Monday, November 29, 2010

Lost

I have no idea what to do or what is going to happen. I seem so lost and confused. Things seem to be falling apart around me and I have no control over anything. My head hurts, my heart hurts and I am so afraid. I have never been scared like this. I don't know what is going to happen and I am not doing well not having control. Or at least an illusion of control.

I have so much anger, and so much sadness. I am second guessing my decision to do what I thought was right at the time. But now it seems like that decision will destroy everything else.

Please God help me. I am so afraid of this test. Please please don't let him hate me anymore. I can handle almost anything but I know I couldn't handle his hate. It would destroy me beyond repair.
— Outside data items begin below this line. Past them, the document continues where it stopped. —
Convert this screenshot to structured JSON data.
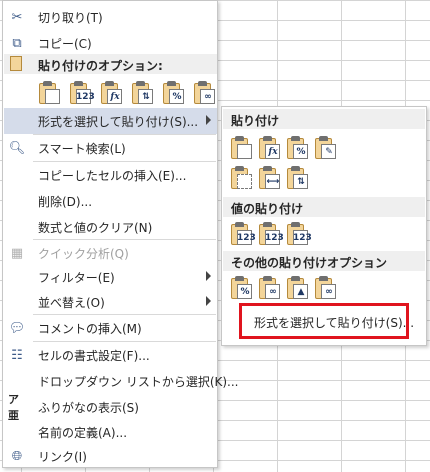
{
  "menu": {
    "cut": "切り取り(T)",
    "copy": "コピー(C)",
    "paste_options_header": "貼り付けのオプション:",
    "paste_special": "形式を選択して貼り付け(S)...",
    "smart_lookup": "スマート検索(L)",
    "insert_copied": "コピーしたセルの挿入(E)...",
    "delete": "削除(D)...",
    "clear_contents": "数式と値のクリア(N)",
    "quick_analysis": "クイック分析(Q)",
    "filter": "フィルター(E)",
    "sort": "並べ替え(O)",
    "insert_comment": "コメントの挿入(M)",
    "format_cells": "セルの書式設定(F)...",
    "pick_from_list": "ドロップダウン リストから選択(K)...",
    "show_furigana": "ふりがなの表示(S)",
    "define_name": "名前の定義(A)...",
    "link": "リンク(I)"
  },
  "paste_icons": {
    "row1": [
      "",
      "123",
      "fx",
      "⇅",
      "%",
      "∞"
    ]
  },
  "submenu": {
    "paste_header": "貼り付け",
    "values_header": "値の貼り付け",
    "other_header": "その他の貼り付けオプション",
    "paste_special": "形式を選択して貼り付け(S)...",
    "paste_row1": [
      "",
      "fx",
      "%",
      "✎"
    ],
    "paste_row2": [
      "",
      "⟷",
      "⇅"
    ],
    "values_row": [
      "123",
      "123",
      "123"
    ],
    "other_row": [
      "%",
      "∞",
      "▲",
      "∞"
    ]
  },
  "colors": {
    "highlight": "#d5dcea",
    "red_outline": "#e0141e",
    "header_bg": "#efefef"
  }
}
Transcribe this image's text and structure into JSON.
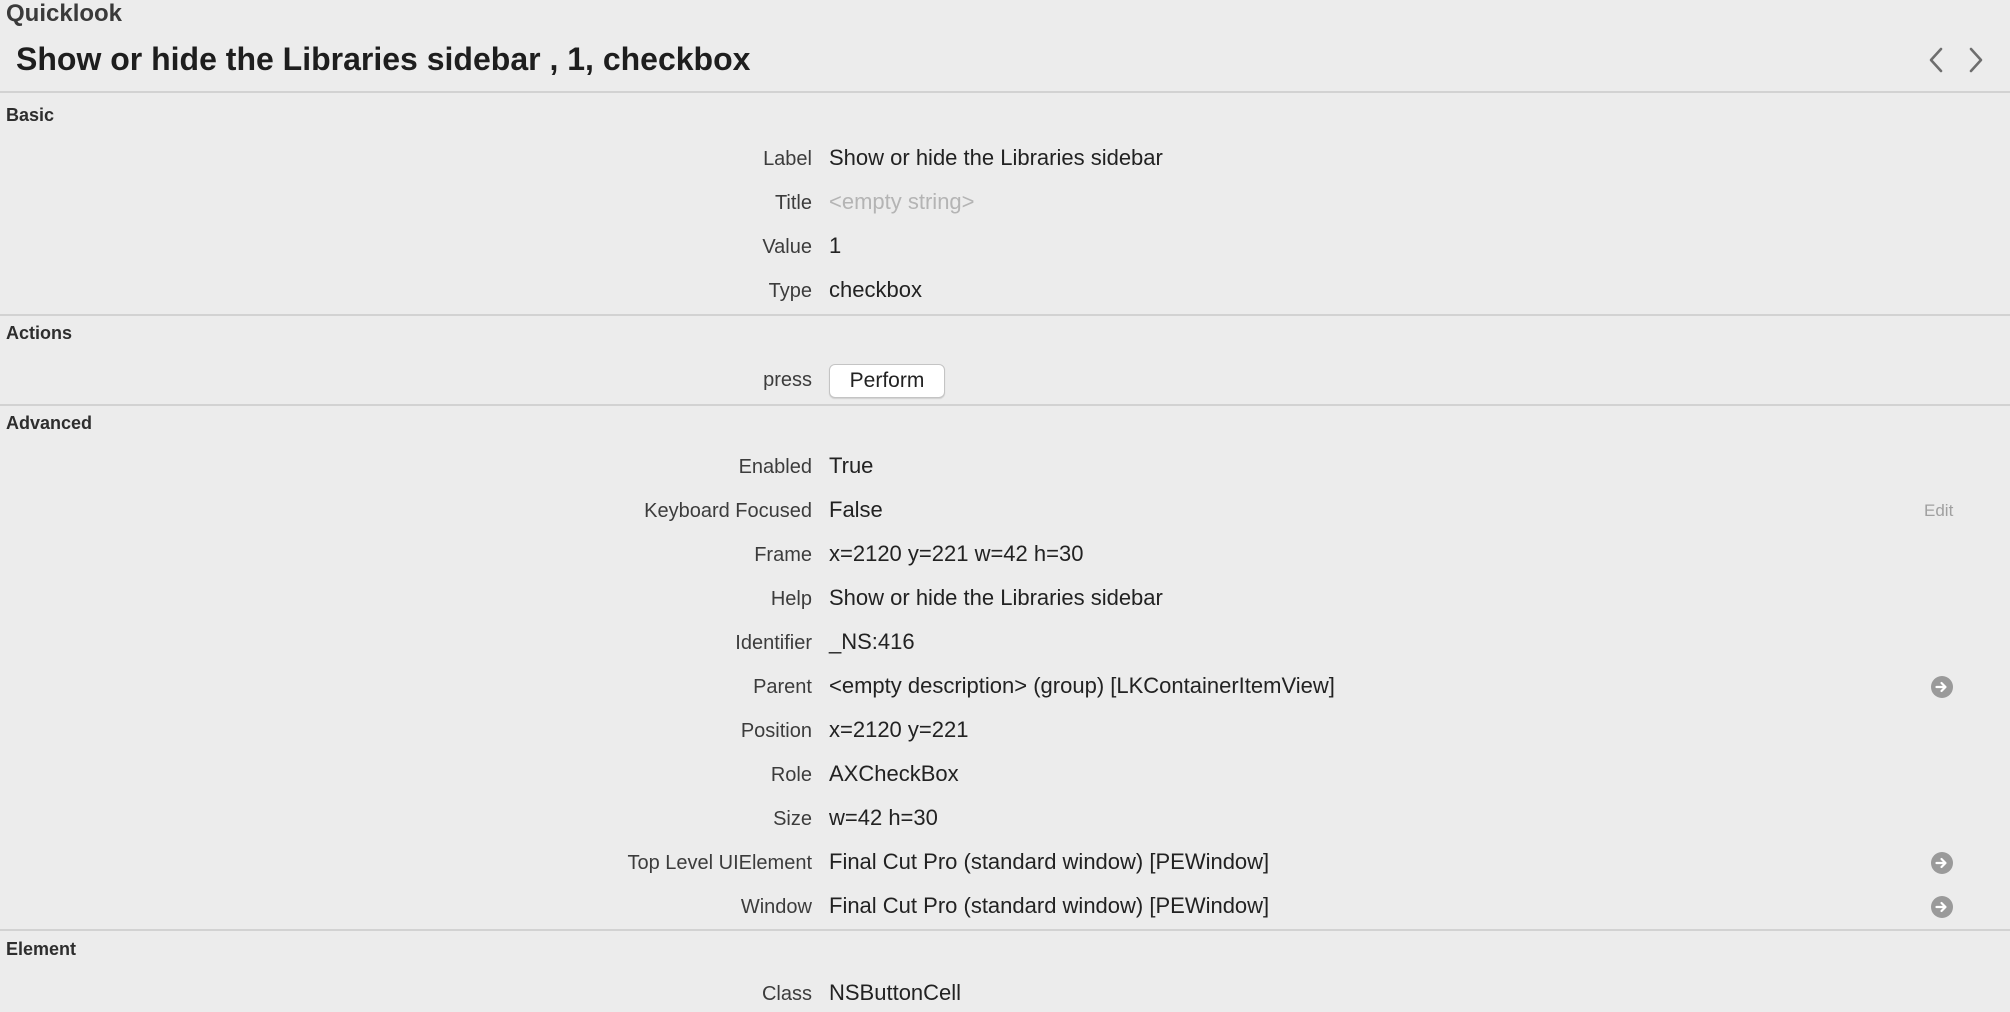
{
  "app_title": "Quicklook",
  "element_heading": "Show or hide the Libraries sidebar ,  1, checkbox",
  "icons": {
    "prev": "chevron-left-icon",
    "next": "chevron-right-icon",
    "go": "arrow-right-circle-icon"
  },
  "sections": {
    "basic": {
      "header": "Basic",
      "rows": [
        {
          "label": "Label",
          "value": "Show or hide the Libraries sidebar"
        },
        {
          "label": "Title",
          "value": "<empty string>"
        },
        {
          "label": "Value",
          "value": "1"
        },
        {
          "label": "Type",
          "value": "checkbox"
        }
      ]
    },
    "actions": {
      "header": "Actions",
      "rows": [
        {
          "label": "press",
          "button": "Perform"
        }
      ]
    },
    "advanced": {
      "header": "Advanced",
      "edit_label": "Edit",
      "rows": [
        {
          "label": "Enabled",
          "value": "True"
        },
        {
          "label": "Keyboard Focused",
          "value": "False"
        },
        {
          "label": "Frame",
          "value": "x=2120 y=221 w=42 h=30"
        },
        {
          "label": "Help",
          "value": "Show or hide the Libraries sidebar"
        },
        {
          "label": "Identifier",
          "value": "_NS:416"
        },
        {
          "label": "Parent",
          "value": "<empty description> (group) [LKContainerItemView]"
        },
        {
          "label": "Position",
          "value": "x=2120 y=221"
        },
        {
          "label": "Role",
          "value": "AXCheckBox"
        },
        {
          "label": "Size",
          "value": "w=42 h=30"
        },
        {
          "label": "Top Level UIElement",
          "value": "Final Cut Pro (standard window) [PEWindow]"
        },
        {
          "label": "Window",
          "value": "Final Cut Pro (standard window) [PEWindow]"
        }
      ]
    },
    "element": {
      "header": "Element",
      "rows": [
        {
          "label": "Class",
          "value": "NSButtonCell"
        }
      ]
    }
  }
}
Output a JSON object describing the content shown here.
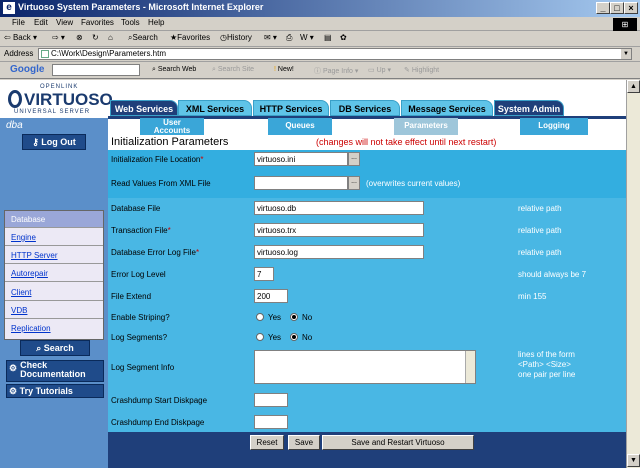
{
  "window": {
    "title": "Virtuoso System Parameters - Microsoft Internet Explorer"
  },
  "menu": [
    "File",
    "Edit",
    "View",
    "Favorites",
    "Tools",
    "Help"
  ],
  "toolbar": {
    "back": "Back",
    "search": "Search",
    "favorites": "Favorites",
    "history": "History"
  },
  "address": {
    "label": "Address",
    "value": "C:\\Work\\Design\\Parameters.htm"
  },
  "google": {
    "logo": "Google",
    "search_web": "Search Web",
    "search_site": "Search Site",
    "new": "New!",
    "page_info": "Page Info",
    "up": "Up",
    "highlight": "Highlight"
  },
  "logo": {
    "openlink": "OPENLINK",
    "virtuoso": "VIRTUOSO",
    "universal": "UNIVERSAL SERVER"
  },
  "sidebar": {
    "dba": "dba",
    "logout": "Log Out",
    "nav": [
      {
        "label": "Database",
        "active": true
      },
      {
        "label": "Engine"
      },
      {
        "label": "HTTP Server"
      },
      {
        "label": "Autorepair"
      },
      {
        "label": "Client"
      },
      {
        "label": "VDB"
      },
      {
        "label": "Replication"
      }
    ],
    "search": "Search",
    "check_doc_1": "Check",
    "check_doc_2": "Documentation",
    "try_tutorials": "Try Tutorials"
  },
  "tabs": [
    "Web Services",
    "XML Services",
    "HTTP Services",
    "DB Services",
    "Message Services",
    "System Admin"
  ],
  "subtabs": [
    [
      "User",
      "Accounts"
    ],
    [
      "Queues"
    ],
    [
      "Parameters"
    ],
    [
      "Logging"
    ]
  ],
  "form": {
    "heading": "Initialization Parameters",
    "notice": "(changes will not take effect until next restart)",
    "init_file_label": "Initialization File Location",
    "init_file_value": "virtuoso.ini",
    "read_xml_label": "Read Values From XML File",
    "read_xml_hint": "(overwrites current values)",
    "database_file_label": "Database File",
    "database_file_value": "virtuoso.db",
    "database_file_hint": "relative path",
    "transaction_file_label": "Transaction File",
    "transaction_file_value": "virtuoso.trx",
    "transaction_file_hint": "relative path",
    "error_log_file_label": "Database Error Log File",
    "error_log_file_value": "virtuoso.log",
    "error_log_file_hint": "relative path",
    "error_log_level_label": "Error Log Level",
    "error_log_level_value": "7",
    "error_log_level_hint": "should always be 7",
    "file_extend_label": "File Extend",
    "file_extend_value": "200",
    "file_extend_hint": "min 155",
    "striping_label": "Enable Striping?",
    "log_segments_label": "Log Segments?",
    "yes": "Yes",
    "no": "No",
    "log_segment_info_label": "Log Segment Info",
    "log_segment_hint_1": "lines of the form",
    "log_segment_hint_2": "<Path> <Size>",
    "log_segment_hint_3": "one pair per line",
    "crash_start_label": "Crashdump Start Diskpage",
    "crash_end_label": "Crashdump End Diskpage",
    "required_mark": "*",
    "ellipsis": "..."
  },
  "buttons": {
    "reset": "Reset",
    "save": "Save",
    "save_restart": "Save and Restart Virtuoso"
  },
  "colors": {
    "panel": "#33aee0",
    "navy": "#1f3f7a",
    "sidebar": "#5b8fc9",
    "required": "#cc0000"
  }
}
Tuesday, November 16, 2010

Heavy Heart

I have a heavy heart today. My Aunt Elaine is in her final hours on this world. It brings back so many memories of my Mom's passing. However I am jealous because I know that the family will survive as a unit. I so miss my big family. I have done everything I can to try and hold it together, but you can only beat against a brick wall for so long before you don't have any strength left.

My Aunt has such a beautiful soul. She was always so caring and giving and just so pure of heart. She was one of the nicest people I have ever had the fortune of knowing. My heart is breaking for her family. I hope that they find peace in knowing that she is going to be reunited with her loving husband who passed last year, as well as her wonderful parents and 3 of her siblings. I know that her family will be waiting with open arms across the veil of this world in Heaven.

God, please be with her and her family in this very difficult time. Please bring them peace and comfort knowing that her suffering is at an end. Take care of their heavy hearts and sorrow. Thank you Lord. Amen

Thursday, November 11, 2010

The routine of things

I am slowly getting into a routine of things, However I have found that I have lost my mind. I used to be able to do a thousand things at once and know exactly what was going on, but now I have to write down the most ordinary of things or I completely forget to do them.

Now that race season is over, I am just doing cleaning and getting ready for my In-Law's visit for Thanksgiving.

I also find that the smallest things are irritating me. My husband is driving me crazy. I love him, and I know that things are also frustrating for him but he promised me that he would try to not ride my ass about things and all I have heard from him this week is bitch bitch bitch. Yes my Dad has attitude, and things are stressful but I don't need you (him) treating me like a mindless child. I am not the one who gets to take a 3 hour nap. I am busy from the moment you leave the house until the minute we go to bed. I am always taking care of someone else's needs. Weather it is Dad, Sis or you,,,, who the fuck is taking care of ME!!!???!!!! That is right, no one! Don't get pissy with me because I forgot to make juice, or didn't do some non-immediate need thing.

I may be irritated because I know that I don't have any breaks coming up. Nothing to look forward to, to get me out of the rut of life.

Did we make the right decision. Should I have put Dad in a assisted living center and Traci in a group home and stayed working? Things would have been tight and that would have presented it own challenges I am sure, but right now those challenges seem like something that would have been easier to deal with. I am sure that it wouldn't be, but they say the grass is always greener on the other side.

Well I am off to clean the kitchen and see what else I can get done!